Reputation: 1676
Given the following example data:
mysql> select * from test2;
+-------+--------+
| name | status |
+-------+--------+
| bob | 0 |
| jim | 2 |
| karen | 5 |
| jane | 1 |
| roy | 7 |
+-------+--------+
I want to come up with a query which will split out the value of the status column into a pseudo-boolean value column for each individual bit of the integer.
What I do now is to have the application generate a query that uses a case statement and bitwise and operator for each column to get the result, like so:
mysql> select
-> name,
-> (case when (status & 1) then 'yes' else 'no' end) as bit1,
-> (case when (status & 2) then 'yes' else 'no' end) as bit2,
-> (case when (status & 4) then 'yes' else 'no' end) as bit4,
-> (case when (status & 8) then 'yes' else 'no' end) as bit8
-> from test2;
+-------+------+------+------+------+
| name | bit1 | bit2 | bit4 | bit8 |
+-------+------+------+------+------+
| bob | no | no | no | no |
| jim | no | yes | no | no |
| karen | yes | no | yes | no |
| jane | yes | no | no | no |
| roy | yes | yes | yes | no |
+-------+------+------+------+------+
5 rows in set (0.00 sec)
Now this works, and does so efficiently since there are no sub queries or joins, but it's not very elegant.

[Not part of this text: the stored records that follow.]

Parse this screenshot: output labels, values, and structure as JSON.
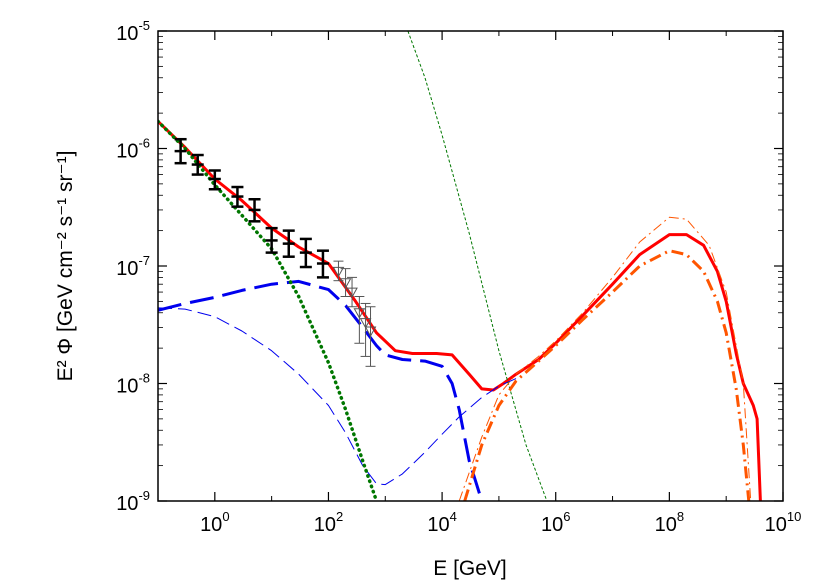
{
  "chart_data": {
    "type": "line",
    "title": "",
    "xlabel": "E [GeV]",
    "ylabel": "E² Φ [GeV cm⁻² s⁻¹ sr⁻¹]",
    "xscale": "log",
    "yscale": "log",
    "xlim": [
      0.1,
      10000000000.0
    ],
    "ylim": [
      1e-09,
      1e-05
    ],
    "x_ticks": [
      {
        "base": "10",
        "exp": "0",
        "value": 1
      },
      {
        "base": "10",
        "exp": "2",
        "value": 100
      },
      {
        "base": "10",
        "exp": "4",
        "value": 10000
      },
      {
        "base": "10",
        "exp": "6",
        "value": 1000000
      },
      {
        "base": "10",
        "exp": "8",
        "value": 100000000
      },
      {
        "base": "10",
        "exp": "10",
        "value": 10000000000
      }
    ],
    "y_ticks": [
      {
        "base": "10",
        "exp": "-9",
        "value": 1e-09
      },
      {
        "base": "10",
        "exp": "-8",
        "value": 1e-08
      },
      {
        "base": "10",
        "exp": "-7",
        "value": 1e-07
      },
      {
        "base": "10",
        "exp": "-6",
        "value": 1e-06
      },
      {
        "base": "10",
        "exp": "-5",
        "value": 1e-05
      }
    ],
    "grid": false,
    "legend": "none",
    "series": [
      {
        "id": "total",
        "color": "#ff0000",
        "style": "solid",
        "width": 3,
        "x": [
          0.1,
          0.3,
          1,
          3,
          10,
          30,
          100,
          300,
          700,
          1500,
          3000,
          8000,
          15000,
          30000,
          50000,
          80000,
          120000,
          200000,
          500000,
          1000000,
          3000000,
          10000000,
          30000000,
          100000000,
          200000000,
          400000000,
          700000000,
          1000000000,
          1500000000,
          2000000000,
          3000000000,
          3500000000,
          4000000000
        ],
        "y": [
          1.7e-06,
          1.02e-06,
          5.5e-07,
          3.6e-07,
          2.1e-07,
          1.45e-07,
          1.05e-07,
          5e-08,
          2.7e-08,
          1.9e-08,
          1.8e-08,
          1.8e-08,
          1.75e-08,
          1.2e-08,
          9e-09,
          8.8e-09,
          1e-08,
          1.2e-08,
          1.6e-08,
          2.2e-08,
          3.8e-08,
          7e-08,
          1.25e-07,
          1.85e-07,
          1.85e-07,
          1.5e-07,
          9e-08,
          5e-08,
          1.8e-08,
          1e-08,
          6.5e-09,
          5e-09,
          1e-09
        ]
      },
      {
        "id": "dashed-thick",
        "color": "#0000ee",
        "style": "dash-long",
        "width": 3,
        "x": [
          0.1,
          0.3,
          1,
          3,
          10,
          30,
          100,
          200,
          400,
          700,
          1000,
          2000,
          5000,
          10000,
          15000,
          20000,
          30000,
          50000
        ],
        "y": [
          4.2e-08,
          4.8e-08,
          5.4e-08,
          6.2e-08,
          7e-08,
          7.4e-08,
          6.3e-08,
          4.6e-08,
          3e-08,
          2.1e-08,
          1.75e-08,
          1.6e-08,
          1.55e-08,
          1.4e-08,
          1e-08,
          6e-09,
          2.2e-09,
          1e-09
        ]
      },
      {
        "id": "dashed-thin",
        "color": "#0000ee",
        "style": "dash",
        "width": 1,
        "x": [
          0.1,
          0.3,
          1,
          3,
          10,
          30,
          100,
          200,
          400,
          700,
          1000,
          2000,
          5000,
          10000,
          20000,
          50000,
          100000,
          200000
        ],
        "y": [
          4.4e-08,
          4.3e-08,
          3.7e-08,
          2.8e-08,
          1.9e-08,
          1.2e-08,
          6.5e-09,
          3.8e-09,
          2e-09,
          1.4e-09,
          1.38e-09,
          1.7e-09,
          2.6e-09,
          3.7e-09,
          5.2e-09,
          7.6e-09,
          9.5e-09,
          1.1e-08
        ]
      },
      {
        "id": "dotted-thick",
        "color": "#007700",
        "style": "dot",
        "width": 3.5,
        "x": [
          0.1,
          0.3,
          1,
          3,
          10,
          30,
          100,
          200,
          400,
          700
        ],
        "y": [
          1.7e-06,
          1e-06,
          4.9e-07,
          2.7e-07,
          1.4e-07,
          5.5e-08,
          1.5e-08,
          6e-09,
          2.2e-09,
          1e-09
        ]
      },
      {
        "id": "dotted-thin",
        "color": "#007700",
        "style": "fine-dash",
        "width": 1,
        "x": [
          2500,
          5000,
          10000,
          30000,
          100000,
          300000,
          700000
        ],
        "y": [
          1e-05,
          4e-06,
          1.3e-06,
          1.9e-07,
          1.9e-08,
          3e-09,
          1e-09
        ]
      },
      {
        "id": "dashdot-thick",
        "color": "#ff5500",
        "style": "dashdot",
        "width": 3,
        "x": [
          25000,
          50000,
          100000,
          200000,
          500000,
          1000000,
          3000000,
          10000000,
          30000000,
          100000000,
          200000000,
          400000000,
          700000000,
          1000000000,
          1500000000,
          2000000000,
          2500000000
        ],
        "y": [
          1e-09,
          3e-09,
          6.5e-09,
          1.05e-08,
          1.55e-08,
          2.1e-08,
          3.5e-08,
          6e-08,
          1e-07,
          1.35e-07,
          1.25e-07,
          9e-08,
          5e-08,
          2.7e-08,
          9e-09,
          3e-09,
          1e-09
        ]
      },
      {
        "id": "dashdot-thin",
        "color": "#ff5500",
        "style": "dashdot",
        "width": 1,
        "x": [
          20000,
          50000,
          100000,
          200000,
          500000,
          1000000,
          3000000,
          10000000,
          30000000,
          100000000,
          200000000,
          500000000,
          1000000000,
          2000000000,
          2700000000
        ],
        "y": [
          1e-09,
          3.5e-09,
          8e-09,
          1.2e-08,
          1.7e-08,
          2.3e-08,
          4e-08,
          8e-08,
          1.6e-07,
          2.6e-07,
          2.5e-07,
          1.5e-07,
          6e-08,
          1e-08,
          1e-09
        ]
      }
    ],
    "error_bars": {
      "color": "#000000",
      "points": [
        {
          "x": 0.25,
          "y": 9.5e-07,
          "lo": 7.5e-07,
          "hi": 1.2e-06
        },
        {
          "x": 0.5,
          "y": 7.3e-07,
          "lo": 6e-07,
          "hi": 8.8e-07
        },
        {
          "x": 1.0,
          "y": 5.5e-07,
          "lo": 4.5e-07,
          "hi": 6.5e-07
        },
        {
          "x": 2.5,
          "y": 3.9e-07,
          "lo": 3.2e-07,
          "hi": 4.7e-07
        },
        {
          "x": 5.0,
          "y": 3e-07,
          "lo": 2.4e-07,
          "hi": 3.7e-07
        },
        {
          "x": 10,
          "y": 1.65e-07,
          "lo": 1.3e-07,
          "hi": 2.1e-07
        },
        {
          "x": 20,
          "y": 1.55e-07,
          "lo": 1.2e-07,
          "hi": 2e-07
        },
        {
          "x": 40,
          "y": 1.3e-07,
          "lo": 9.8e-08,
          "hi": 1.7e-07
        },
        {
          "x": 80,
          "y": 1.05e-07,
          "lo": 8e-08,
          "hi": 1.35e-07
        }
      ]
    },
    "upper_limits": {
      "color": "#555555",
      "points": [
        {
          "x": 150,
          "y": 9e-08,
          "lo": 7.5e-08,
          "hi": 1.1e-07
        },
        {
          "x": 200,
          "y": 7.2e-08,
          "lo": 5.5e-08,
          "hi": 9.5e-08
        },
        {
          "x": 260,
          "y": 6e-08,
          "lo": 4.5e-08,
          "hi": 8e-08
        },
        {
          "x": 350,
          "y": 4e-08,
          "lo": 2.2e-08,
          "hi": 5.5e-08
        },
        {
          "x": 450,
          "y": 3.3e-08,
          "lo": 1.7e-08,
          "hi": 4.8e-08
        },
        {
          "x": 550,
          "y": 2.8e-08,
          "lo": 1.4e-08,
          "hi": 4.5e-08
        }
      ]
    }
  }
}
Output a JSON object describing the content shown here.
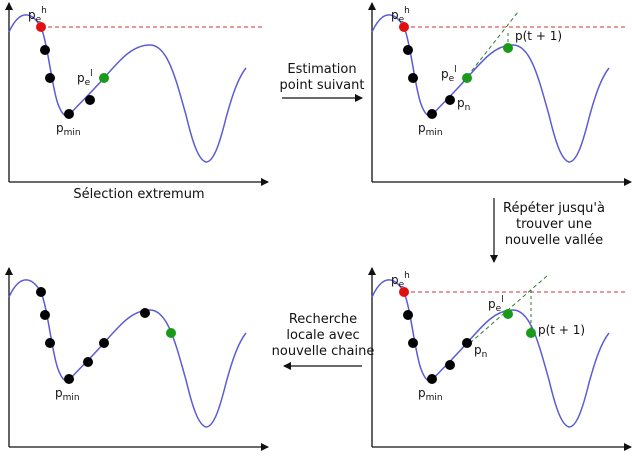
{
  "labels": {
    "p_base": "p",
    "sub_e": "e",
    "sup_h": "h",
    "sup_l": "l",
    "p_min_base": "p",
    "sub_min": "min",
    "p_n_base": "p",
    "sub_n": "n",
    "p_next": "p(t + 1)"
  },
  "captions": {
    "panel1": "Sélection extremum",
    "arrow_right": [
      "Estimation",
      "point suivant"
    ],
    "arrow_down": [
      "Répéter jusqu'à",
      "trouver une",
      "nouvelle vallée"
    ],
    "arrow_left": [
      "Recherche",
      "locale avec",
      "nouvelle chaine"
    ]
  },
  "colors": {
    "curve": "#5b5bd6",
    "point_black": "#000000",
    "point_red": "#e01010",
    "point_green": "#1a9a1a",
    "dashed_red": "#d03030",
    "dashed_green": "#2e7d32",
    "axis": "#111111"
  }
}
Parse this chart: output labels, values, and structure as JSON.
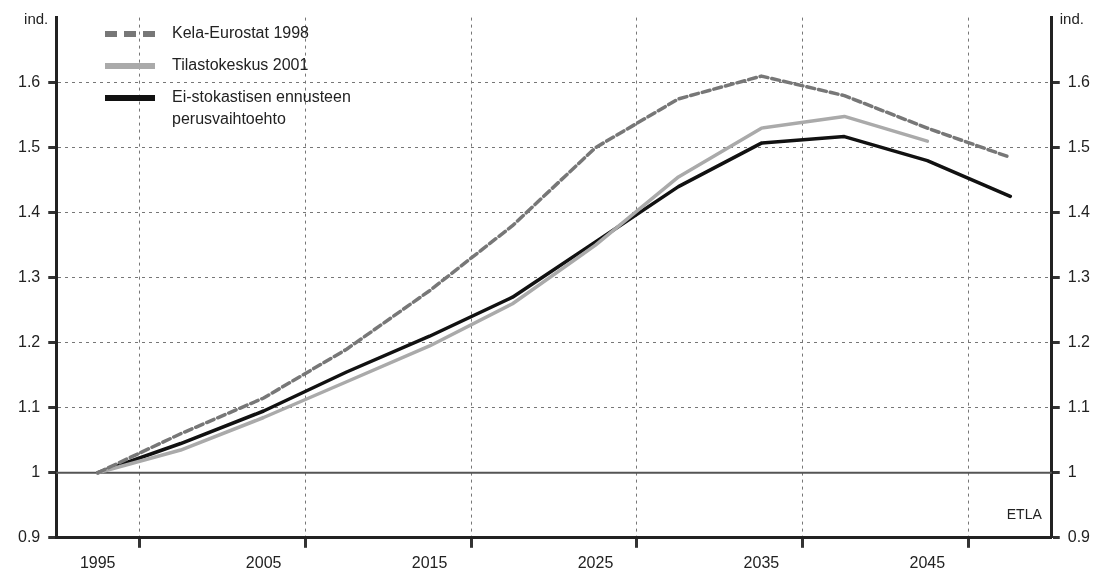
{
  "chart_data": {
    "type": "line",
    "ylabel": "ind.",
    "y2label": "ind.",
    "x": [
      1995,
      2000,
      2005,
      2010,
      2015,
      2020,
      2025,
      2030,
      2035,
      2040,
      2045,
      2050
    ],
    "xlim": [
      1992.5,
      2052.5
    ],
    "xticks": [
      1995,
      {
        "value": 1997.5,
        "label": null
      },
      2005,
      {
        "value": 2007.5,
        "label": null
      },
      2015,
      {
        "value": 2017.5,
        "label": null
      },
      2025,
      {
        "value": 2027.5,
        "label": null
      },
      2035,
      {
        "value": 2037.5,
        "label": null
      },
      2045,
      {
        "value": 2047.5,
        "label": null
      }
    ],
    "ylim": [
      0.9,
      1.7
    ],
    "yticks": [
      0.9,
      1,
      1.1,
      1.2,
      1.3,
      1.4,
      1.5,
      1.6
    ],
    "y2lim": [
      0.9,
      1.7
    ],
    "y2ticks": [
      0.9,
      1,
      1.1,
      1.2,
      1.3,
      1.4,
      1.5,
      1.6
    ],
    "series": [
      {
        "name": "Kela-Eurostat 1998",
        "color": "#777777",
        "line_style": "dashed",
        "values": [
          1.0,
          1.06,
          1.115,
          1.19,
          1.28,
          1.38,
          1.5,
          1.575,
          1.61,
          1.58,
          1.53,
          1.485
        ]
      },
      {
        "name": "Tilastokeskus 2001",
        "color": "#aaaaaa",
        "line_style": "solid",
        "values": [
          1.0,
          1.035,
          1.085,
          1.14,
          1.195,
          1.26,
          1.35,
          1.455,
          1.53,
          1.548,
          1.51,
          null
        ]
      },
      {
        "name": "Ei-stokastisen ennusteen perusvaihtoehto",
        "color": "#111111",
        "line_style": "solid",
        "values": [
          1.0,
          1.045,
          1.095,
          1.155,
          1.21,
          1.27,
          1.355,
          1.44,
          1.507,
          1.517,
          1.48,
          1.425
        ]
      }
    ],
    "ref_lines": [
      {
        "axis": "y",
        "value": 1,
        "color": "#555555"
      }
    ],
    "annotations": [
      "ETLA"
    ],
    "grid": true,
    "legend": "top left",
    "marker": "none"
  }
}
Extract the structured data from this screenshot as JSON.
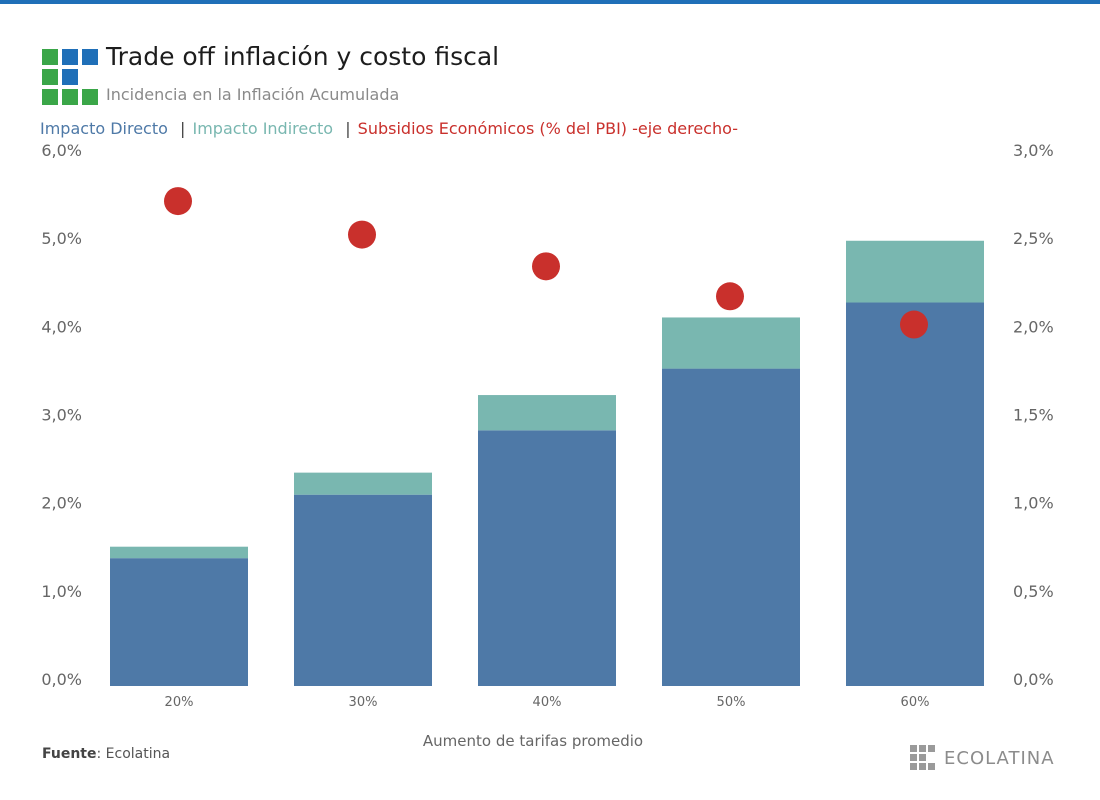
{
  "header": {
    "title": "Trade off inflación y costo fiscal",
    "subtitle": "Incidencia en la Inflación Acumulada"
  },
  "legend": {
    "items": [
      {
        "label": "Impacto Directo",
        "color": "#4e79a7"
      },
      {
        "label": "Impacto Indirecto",
        "color": "#79b7b0"
      },
      {
        "label": "Subsidios Económicos (% del PBI) -eje derecho-",
        "color": "#c9302c"
      }
    ],
    "separator": "|"
  },
  "footer": {
    "source_label": "Fuente",
    "source_value": ": Ecolatina",
    "brand": "ECOLATINA"
  },
  "colors": {
    "accent_bar": "#1f6fb8",
    "logo_blue": "#1f6fb8",
    "logo_green": "#3aa648",
    "brand_gray": "#9a9a9a"
  },
  "chart_data": {
    "type": "bar",
    "stacked": true,
    "categories": [
      "20%",
      "30%",
      "40%",
      "50%",
      "60%"
    ],
    "xlabel": "Aumento de tarifas promedio",
    "ylabel": "",
    "ylim": [
      0,
      6.0
    ],
    "y_ticks": [
      "0,0%",
      "1,0%",
      "2,0%",
      "3,0%",
      "4,0%",
      "5,0%",
      "6,0%"
    ],
    "y2lim": [
      0,
      3.0
    ],
    "y2_ticks": [
      "0,0%",
      "0,5%",
      "1,0%",
      "1,5%",
      "2,0%",
      "2,5%",
      "3,0%"
    ],
    "grid": false,
    "series": [
      {
        "name": "Impacto Directo",
        "type": "bar",
        "axis": "left",
        "color": "#4e79a7",
        "values": [
          1.45,
          2.17,
          2.9,
          3.6,
          4.35
        ]
      },
      {
        "name": "Impacto Indirecto",
        "type": "bar",
        "axis": "left",
        "color": "#79b7b0",
        "values": [
          0.13,
          0.25,
          0.4,
          0.58,
          0.7
        ]
      },
      {
        "name": "Subsidios Económicos (% del PBI) -eje derecho-",
        "type": "scatter",
        "axis": "right",
        "color": "#c9302c",
        "values": [
          2.75,
          2.56,
          2.38,
          2.21,
          2.05
        ]
      }
    ]
  }
}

I would like a more elegant solution to do this dynamically without having to create a case statement and test for every bit.
This is example data with only a few bits, but in the implementation proper, there will be tens of thousands of rows, and many more bits that can be set.
Bonus:
Base the generation of the columns (column name and test) off of a table containing the definition of each bit like the following:
mysql> select * from bit_spec;
+-----+------+
| bit | desc |
+-----+------+
| 1 | bit1 |
| 2 | bit2 |
| 4 | bit3 |
| 8 | bit4 |
+-----+------+
Currently, the application handles this, and it's not a hard requirement that this processing be done by the MySQL server instead, but it would be advantageous if it was.
Here's the SQL Fiddle containing the example data, example bit definition table, and my current solution.
Upvotes: 2
Views: 2385
Reputation: 32402
This can be achieved by retrieving each user/bit/value combination into rows and then pivoting those rows into columns.
select
name,
`desc`,
((status & bit) > 0) value
from test2, bit_spec
The query above produces results in the following format
name | desc | value
bob | bit1 | 0
bob | bit2 | 0
From here we can pivot the results into the desired format where each desc
/value
pair is converted into a column named desc
with value value
.
Using the following post https://stackoverflow.com/a/12005676/3574819
SET @sql = NULL;
SELECT
GROUP_CONCAT(DISTINCT
CONCAT(
'SUM(case when `desc` = ''',
`desc`,
''' then value end) AS ',
replace(`desc`, ' ', '')
)
) INTO @sql
from bit_spec;
SET @sql = CONCAT('SELECT t1.name, ', @sql, ' from
(select
name,
`desc`,
((status & bit) > 0) value
from test2, bit_spec) t1
group by t1.name
order by t1.name');
PREPARE stmt FROM @sql;
EXECUTE stmt;
DEALLOCATE PREPARE stmt;
http://sqlfiddle.com/#!2/5f6d0/22
NAME BIT1 BIT2 BIT3 BIT4
bob 0 0 0 0
jane 1 0 0 0
jim 0 1 0 0
karen 1 0 1 0
roy 1 1 1 0
Sidenote
If you need to search by permission (i.e. show all users that have bit1 & bit2 but not bit3) then I don't recommend storing your permissions as bits in a single integer because the db can't index the results. In that case an indexed join table consisting of columns (user_id, permission_id) would yield faster results.